News Stories

Joint Service Color Guard members honor flag, nation

By Navy Petty Officer 2nd Class Yudy Palacios | Defense Information School | November 11, 2015

FORT MEADE, Md. --

A service member holds the U.S. flag, leading other service members carrying the flags of their military branches. To the left and right, there are two more service members, each one holding a rifle.

The U.S. flag stands tall as the service flags are lowered slowly in unison to a 45-degree angle. The rifles move to the front to stand with the national ensign.

For a moment, the flags remain in place, in perfect alignment. Then, slowly, the service flags are raised once more.

The rifle bearers return their rifles from present arms to right shoulder arms. With a facing movement and a command, the color guard members march away, in synch and united.
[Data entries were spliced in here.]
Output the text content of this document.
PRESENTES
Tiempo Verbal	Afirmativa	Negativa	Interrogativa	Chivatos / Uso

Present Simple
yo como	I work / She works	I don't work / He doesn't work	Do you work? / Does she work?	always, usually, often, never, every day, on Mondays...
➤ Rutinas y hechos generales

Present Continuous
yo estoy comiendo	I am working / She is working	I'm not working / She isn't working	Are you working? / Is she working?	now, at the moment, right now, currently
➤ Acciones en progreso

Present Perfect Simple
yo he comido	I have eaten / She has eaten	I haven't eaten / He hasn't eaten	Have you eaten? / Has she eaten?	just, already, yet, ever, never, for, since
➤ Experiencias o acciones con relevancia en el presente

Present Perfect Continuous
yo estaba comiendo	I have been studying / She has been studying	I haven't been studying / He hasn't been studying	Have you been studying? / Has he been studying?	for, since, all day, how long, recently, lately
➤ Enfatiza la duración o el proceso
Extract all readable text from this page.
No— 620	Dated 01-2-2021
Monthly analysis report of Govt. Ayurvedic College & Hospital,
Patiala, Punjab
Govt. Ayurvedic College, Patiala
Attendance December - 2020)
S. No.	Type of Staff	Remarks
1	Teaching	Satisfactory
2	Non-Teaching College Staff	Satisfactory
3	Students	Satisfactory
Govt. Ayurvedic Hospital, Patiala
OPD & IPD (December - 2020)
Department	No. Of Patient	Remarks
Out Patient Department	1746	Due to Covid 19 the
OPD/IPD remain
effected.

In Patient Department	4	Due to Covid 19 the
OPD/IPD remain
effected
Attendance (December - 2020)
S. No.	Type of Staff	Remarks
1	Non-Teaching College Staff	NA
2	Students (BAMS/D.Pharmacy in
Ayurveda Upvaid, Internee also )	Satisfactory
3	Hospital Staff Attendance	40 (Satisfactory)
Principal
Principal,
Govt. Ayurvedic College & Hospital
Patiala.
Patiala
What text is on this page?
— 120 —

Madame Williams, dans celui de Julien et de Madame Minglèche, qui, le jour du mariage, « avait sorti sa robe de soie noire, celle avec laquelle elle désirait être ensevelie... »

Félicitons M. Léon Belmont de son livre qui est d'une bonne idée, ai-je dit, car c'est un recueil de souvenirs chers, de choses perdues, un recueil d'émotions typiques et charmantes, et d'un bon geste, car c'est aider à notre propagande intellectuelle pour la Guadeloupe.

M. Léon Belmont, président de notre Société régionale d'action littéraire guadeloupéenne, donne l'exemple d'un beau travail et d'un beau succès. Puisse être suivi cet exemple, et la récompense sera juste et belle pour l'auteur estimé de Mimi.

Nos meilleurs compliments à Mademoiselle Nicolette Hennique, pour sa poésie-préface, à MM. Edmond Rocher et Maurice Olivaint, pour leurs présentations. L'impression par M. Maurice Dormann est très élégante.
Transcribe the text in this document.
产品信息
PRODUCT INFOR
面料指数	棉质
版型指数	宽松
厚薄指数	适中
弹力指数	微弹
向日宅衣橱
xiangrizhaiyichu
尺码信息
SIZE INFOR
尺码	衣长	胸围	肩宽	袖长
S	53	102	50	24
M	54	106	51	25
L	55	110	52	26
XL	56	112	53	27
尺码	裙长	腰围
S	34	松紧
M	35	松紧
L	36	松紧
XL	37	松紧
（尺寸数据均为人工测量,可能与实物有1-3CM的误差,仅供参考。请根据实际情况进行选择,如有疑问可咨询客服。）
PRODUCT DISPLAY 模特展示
Members of the Joint Service Color Guard of the Defense Information School on Fort Meade are practicing in the school’s Hall of Heroes for a performance at 10 a.m. Nov. 11 – Veterans Day – at the Maryland National Guard Armory in Annapolis.

The color guard is made up of service members from the Army, Marine Corps, Navy, Air Force and Coast Guard. They have different backgrounds, but they come together for ceremonies to honor the flag and the nation.

Army Staff Sgt. Jeffery Sandstrum, an instructor at DINFOS, is one of the members. Marine Corps Sgt. Melissa L. Karnath and Navy Petty Officer 1st Class Bryan Weyers are others.

Sandstrum has been in the color guard for about three years and participates in a ceremony about every two months, he said.

In May, he and other color guard members observed Memorial Day at Oriole Park in Baltimore, performing before the national anthem.

The color guard is so fun and interesting that he would participate in it every day if he could, Sandstrum said.

Karnath, a combat correspondent with the Defense Media Activity at Fort Meade, joined the color guard about two years ago, bringing some related experience with her. At her last duty station, she played in the band.

During her time in the DINFOS color guard, she has participated in  Veterans Day ceremonies, a Pearl Harbor remembrance day and other events, such as the school’s 50th anniversary ceremony.

The Pearl Harbor event was particularly moving, she said.

“Knowing that I could make the day more special, or more memorable,

or more reverent for them, that makes me feel good,” Karnath said.

Weyers, an instructor at DINFOS, joined the color guard a year ago. He said it was something new for him to be a part of.

“It is an honor to the services and to the service members who, in the past and the present, have served our country,” he said.

The color guard members practice before every performance, as they did Nov. 9.

Their presence will make the Veterans Day ceremony in Annapolis complete, Karnath said.

“You take some time to acknowledge, that you are serving America and that veterans have served America to keep our country free and protected,” she said. “It helps to remember that people gave their lives in service to the United States of America and its people.”